A Opta forneceu um exemplo de uma conquista estatística bastante mais especial que aconteceu pela primeira vez em 60 anos. Não terá repercussão imediata, mas destaca um aspecto importante da história tática da campanha da Inglaterra neste verão.
A equipe de Thomas Tuchel tentou 35 cruzamentos no jogo de abertura contra a RDC. Desde 1966, eles não faziam tantos gols em uma partida de Copa do Mundo. Sete de seus 10 principais casos ocorreram sob Alf Ramsey, com outros casos em 1982 e 1998. Foi um verdadeiro retrocesso para Cross Volume.
Tuchel provavelmente não estava falando sobre ser “colocado na batedeira” ou outros clichês do passado do futebol inglês na linha lateral em Atlanta, na quarta-feira. Graham Taylor ele não é. Mas como os seus homens sabiam do empate sem golos com o Gana, é difícil jogar com defesas duras. Cruzar é uma estratégia que pode funcionar nessas situações.
Pode ser extremamente ineficiente. Nas 17 temporadas anteriores da Premier League, 22,8% dos cruzamentos chegaram a um companheiro de equipe. Se isso não parece tão ruim, lembre-se que 12,6% das tentativas de cruzamento criaram diretamente uma chance, sendo apenas 1,4% delas assistências. Embora essas estatísticas incluam lances de bola parada, os números do jogo aberto ainda são baixos.
Ajuda ter um atacante do calibre de Harry Kane na ponta receptora. Anthony Gordon fez um cruzamento contra a RDC, no qual o capitão da Inglaterra empatou. Jude Bellingham recebeu uma assistência de uma posição semelhante no lado esquerdo da área para preparar o gol de Kane contra o Panamá. Embora não seja tão prolífico, o cruzamento aberto tornou-se parte integrante da criatividade da Inglaterra neste verão. Eles produziram totais de metas esperadas mais elevados do que qualquer outro estilo de entrega.
Os passes entre jogadores fora da grande área são a fonte mais comum de chances. Ocasionalmente, eles se transformam em gol, como quando Bellingham driblou na área contra a Croácia ou Kane marcou o gol da vitória contra a RDC.
As chances médias de alta qualidade da Inglaterra vêm de passes para a área, mas são difíceis de preencher contra uma defesa profunda.
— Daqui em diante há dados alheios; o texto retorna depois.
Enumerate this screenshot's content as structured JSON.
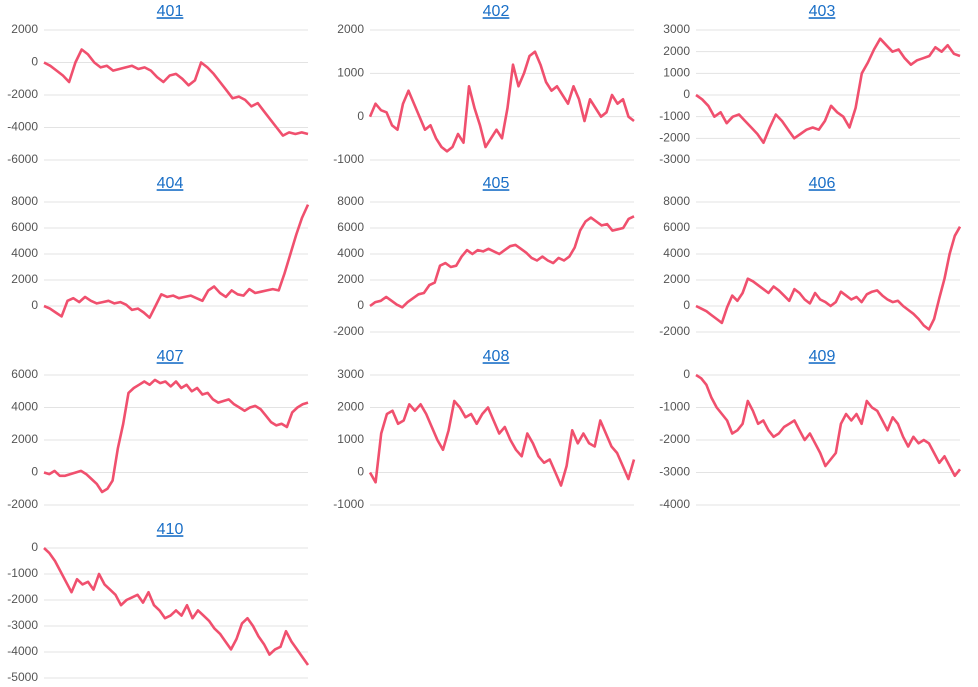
{
  "chart_data": [
    {
      "type": "line",
      "title": "401",
      "color": "#f0506e",
      "grid": true,
      "ylim": [
        -6000,
        2000
      ],
      "yticks": [
        2000,
        0,
        -2000,
        -4000,
        -6000
      ],
      "values": [
        0,
        -200,
        -500,
        -800,
        -1200,
        0,
        800,
        500,
        0,
        -300,
        -200,
        -500,
        -400,
        -300,
        -200,
        -400,
        -300,
        -500,
        -900,
        -1200,
        -800,
        -700,
        -1000,
        -1400,
        -1100,
        0,
        -300,
        -700,
        -1200,
        -1700,
        -2200,
        -2100,
        -2300,
        -2700,
        -2500,
        -3000,
        -3500,
        -4000,
        -4500,
        -4300,
        -4400,
        -4300,
        -4400
      ]
    },
    {
      "type": "line",
      "title": "402",
      "color": "#f0506e",
      "grid": true,
      "ylim": [
        -1000,
        2000
      ],
      "yticks": [
        2000,
        1000,
        0,
        -1000
      ],
      "values": [
        0,
        300,
        150,
        100,
        -200,
        -300,
        300,
        600,
        300,
        0,
        -300,
        -200,
        -500,
        -700,
        -800,
        -700,
        -400,
        -600,
        700,
        200,
        -200,
        -700,
        -500,
        -300,
        -500,
        200,
        1200,
        700,
        1000,
        1400,
        1500,
        1200,
        800,
        600,
        700,
        500,
        300,
        700,
        400,
        -100,
        400,
        200,
        0,
        100,
        500,
        300,
        400,
        0,
        -100
      ]
    },
    {
      "type": "line",
      "title": "403",
      "color": "#f0506e",
      "grid": true,
      "ylim": [
        -3000,
        3000
      ],
      "yticks": [
        3000,
        2000,
        1000,
        0,
        -1000,
        -2000,
        -3000
      ],
      "values": [
        0,
        -200,
        -500,
        -1000,
        -800,
        -1300,
        -1000,
        -900,
        -1200,
        -1500,
        -1800,
        -2200,
        -1500,
        -900,
        -1200,
        -1600,
        -2000,
        -1800,
        -1600,
        -1500,
        -1600,
        -1200,
        -500,
        -800,
        -1000,
        -1500,
        -600,
        1000,
        1500,
        2100,
        2600,
        2300,
        2000,
        2100,
        1700,
        1400,
        1600,
        1700,
        1800,
        2200,
        2000,
        2300,
        1900,
        1800
      ]
    },
    {
      "type": "line",
      "title": "404",
      "color": "#f0506e",
      "grid": true,
      "ylim": [
        -2000,
        8000
      ],
      "yticks": [
        8000,
        6000,
        4000,
        2000,
        0
      ],
      "values": [
        0,
        -200,
        -500,
        -800,
        400,
        600,
        300,
        700,
        400,
        200,
        300,
        400,
        200,
        300,
        100,
        -300,
        -200,
        -500,
        -900,
        0,
        900,
        700,
        800,
        600,
        700,
        800,
        600,
        400,
        1200,
        1500,
        1000,
        700,
        1200,
        900,
        800,
        1300,
        1000,
        1100,
        1200,
        1300,
        1200,
        2500,
        4000,
        5500,
        6800,
        7800
      ]
    },
    {
      "type": "line",
      "title": "405",
      "color": "#f0506e",
      "grid": true,
      "ylim": [
        -2000,
        8000
      ],
      "yticks": [
        8000,
        6000,
        4000,
        2000,
        0,
        -2000
      ],
      "values": [
        0,
        300,
        400,
        700,
        400,
        100,
        -100,
        300,
        600,
        900,
        1000,
        1600,
        1800,
        3100,
        3300,
        3000,
        3100,
        3800,
        4300,
        4000,
        4300,
        4200,
        4400,
        4200,
        4000,
        4300,
        4600,
        4700,
        4400,
        4100,
        3700,
        3500,
        3800,
        3500,
        3300,
        3700,
        3500,
        3800,
        4500,
        5800,
        6500,
        6800,
        6500,
        6200,
        6300,
        5800,
        5900,
        6000,
        6700,
        6900
      ]
    },
    {
      "type": "line",
      "title": "406",
      "color": "#f0506e",
      "grid": true,
      "ylim": [
        -2000,
        8000
      ],
      "yticks": [
        8000,
        6000,
        4000,
        2000,
        0,
        -2000
      ],
      "values": [
        0,
        -200,
        -400,
        -700,
        -1000,
        -1300,
        -100,
        800,
        400,
        1000,
        2100,
        1900,
        1600,
        1300,
        1000,
        1500,
        1200,
        800,
        400,
        1300,
        1000,
        500,
        200,
        1000,
        500,
        300,
        0,
        300,
        1100,
        800,
        500,
        700,
        300,
        900,
        1100,
        1200,
        800,
        500,
        300,
        400,
        0,
        -300,
        -600,
        -1000,
        -1500,
        -1800,
        -1000,
        600,
        2100,
        4000,
        5400,
        6100
      ]
    },
    {
      "type": "line",
      "title": "407",
      "color": "#f0506e",
      "grid": true,
      "ylim": [
        -2000,
        6000
      ],
      "yticks": [
        6000,
        4000,
        2000,
        0,
        -2000
      ],
      "values": [
        0,
        -100,
        100,
        -200,
        -200,
        -100,
        0,
        100,
        -100,
        -400,
        -700,
        -1200,
        -1000,
        -500,
        1500,
        3000,
        4900,
        5200,
        5400,
        5600,
        5400,
        5700,
        5500,
        5600,
        5300,
        5600,
        5200,
        5400,
        5000,
        5200,
        4800,
        4900,
        4500,
        4300,
        4400,
        4500,
        4200,
        4000,
        3800,
        4000,
        4100,
        3900,
        3500,
        3100,
        2900,
        3000,
        2800,
        3700,
        4000,
        4200,
        4300
      ]
    },
    {
      "type": "line",
      "title": "408",
      "color": "#f0506e",
      "grid": true,
      "ylim": [
        -1000,
        3000
      ],
      "yticks": [
        3000,
        2000,
        1000,
        0,
        -1000
      ],
      "values": [
        0,
        -300,
        1200,
        1800,
        1900,
        1500,
        1600,
        2100,
        1900,
        2100,
        1800,
        1400,
        1000,
        700,
        1300,
        2200,
        2000,
        1700,
        1800,
        1500,
        1800,
        2000,
        1600,
        1200,
        1400,
        1000,
        700,
        500,
        1200,
        900,
        500,
        300,
        400,
        0,
        -400,
        200,
        1300,
        900,
        1200,
        900,
        800,
        1600,
        1200,
        800,
        600,
        200,
        -200,
        400
      ]
    },
    {
      "type": "line",
      "title": "409",
      "color": "#f0506e",
      "grid": true,
      "ylim": [
        -4000,
        0
      ],
      "yticks": [
        0,
        -1000,
        -2000,
        -3000,
        -4000
      ],
      "values": [
        0,
        -100,
        -300,
        -700,
        -1000,
        -1200,
        -1400,
        -1800,
        -1700,
        -1500,
        -800,
        -1100,
        -1500,
        -1400,
        -1700,
        -1900,
        -1800,
        -1600,
        -1500,
        -1400,
        -1700,
        -2000,
        -1800,
        -2100,
        -2400,
        -2800,
        -2600,
        -2400,
        -1500,
        -1200,
        -1400,
        -1200,
        -1500,
        -800,
        -1000,
        -1100,
        -1400,
        -1700,
        -1300,
        -1500,
        -1900,
        -2200,
        -1900,
        -2100,
        -2000,
        -2100,
        -2400,
        -2700,
        -2500,
        -2800,
        -3100,
        -2900
      ]
    },
    {
      "type": "line",
      "title": "410",
      "color": "#f0506e",
      "grid": true,
      "ylim": [
        -5000,
        0
      ],
      "yticks": [
        0,
        -1000,
        -2000,
        -3000,
        -4000,
        -5000
      ],
      "values": [
        0,
        -200,
        -500,
        -900,
        -1300,
        -1700,
        -1200,
        -1400,
        -1300,
        -1600,
        -1000,
        -1400,
        -1600,
        -1800,
        -2200,
        -2000,
        -1900,
        -1800,
        -2100,
        -1700,
        -2200,
        -2400,
        -2700,
        -2600,
        -2400,
        -2600,
        -2200,
        -2700,
        -2400,
        -2600,
        -2800,
        -3100,
        -3300,
        -3600,
        -3900,
        -3500,
        -2900,
        -2700,
        -3000,
        -3400,
        -3700,
        -4100,
        -3900,
        -3800,
        -3200,
        -3600,
        -3900,
        -4200,
        -4500
      ]
    }
  ]
}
Isso pode ser mais fácil contra times melhores e mais abertos, embora Tuchel muitas vezes tenha menos posse de bola. O método de travessia tradicional criou muitas de suas melhores oportunidades.
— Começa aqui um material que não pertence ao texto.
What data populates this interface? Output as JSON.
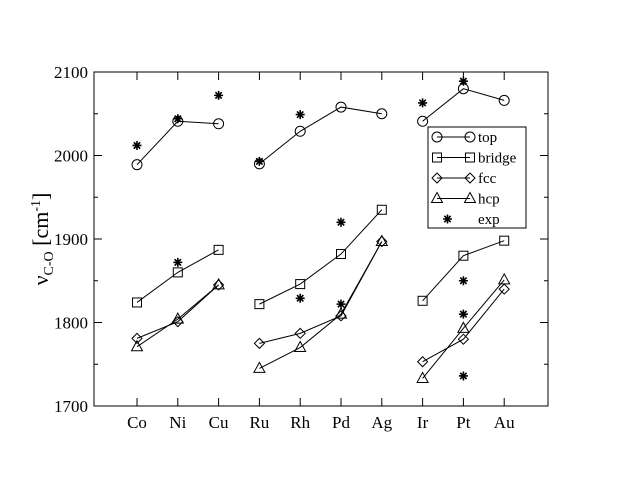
{
  "chart_data": {
    "type": "line",
    "categories": [
      "Co",
      "Ni",
      "Cu",
      "Ru",
      "Rh",
      "Pd",
      "Ag",
      "Ir",
      "Pt",
      "Au"
    ],
    "groups": [
      [
        0,
        1,
        2
      ],
      [
        3,
        4,
        5,
        6
      ],
      [
        7,
        8,
        9
      ]
    ],
    "ylabel": {
      "main": "ν",
      "sub": "C-O",
      "unit_open": " [cm",
      "unit_sup": "-1",
      "unit_close": "]"
    },
    "ylim": [
      1700,
      2100
    ],
    "yticks": [
      1700,
      1800,
      1900,
      2000,
      2100
    ],
    "grid": false,
    "legend_position": "right, upper-middle",
    "series": [
      {
        "name": "top",
        "marker": "circle",
        "connected": true,
        "values": [
          1989,
          2041,
          2038,
          1990,
          2029,
          2058,
          2050,
          2041,
          2080,
          2066
        ]
      },
      {
        "name": "bridge",
        "marker": "square",
        "connected": true,
        "values": [
          1824,
          1860,
          1887,
          1822,
          1846,
          1882,
          1935,
          1826,
          1880,
          1898
        ]
      },
      {
        "name": "fcc",
        "marker": "diamond",
        "connected": true,
        "values": [
          1781,
          1801,
          1845,
          1775,
          1787,
          1808,
          1897,
          1753,
          1780,
          1840
        ]
      },
      {
        "name": "hcp",
        "marker": "triangle",
        "connected": true,
        "values": [
          1771,
          1804,
          1845,
          1745,
          1770,
          1810,
          1897,
          1733,
          1793,
          1851
        ]
      },
      {
        "name": "exp",
        "marker": "asterisk",
        "connected": false,
        "points": [
          {
            "x": "Co",
            "y": 2012
          },
          {
            "x": "Ni",
            "y": 2044
          },
          {
            "x": "Ni",
            "y": 1872
          },
          {
            "x": "Cu",
            "y": 2072
          },
          {
            "x": "Ru",
            "y": 1993
          },
          {
            "x": "Rh",
            "y": 2049
          },
          {
            "x": "Rh",
            "y": 1829
          },
          {
            "x": "Pd",
            "y": 1920
          },
          {
            "x": "Pd",
            "y": 1822
          },
          {
            "x": "Ir",
            "y": 2063
          },
          {
            "x": "Pt",
            "y": 2089
          },
          {
            "x": "Pt",
            "y": 1850
          },
          {
            "x": "Pt",
            "y": 1810
          },
          {
            "x": "Pt",
            "y": 1736
          }
        ]
      }
    ]
  }
}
A Opta classifica os chutes onde você razoavelmente esperaria que o atacante marcasse como grandes chances. A Inglaterra teve 20 deles, o maior número de qualquer seleção na Copa do Mundo depois do jogo de quarta-feira, mais em cruzamentos abertos (seis) do que qualquer outro tipo de lançamento. Adicionar três do canto significa que quase metade da área de largura aparece.
Talvez não tenhamos que esperar 60 anos para ver tantos cruzamentos abertos da Inglaterra.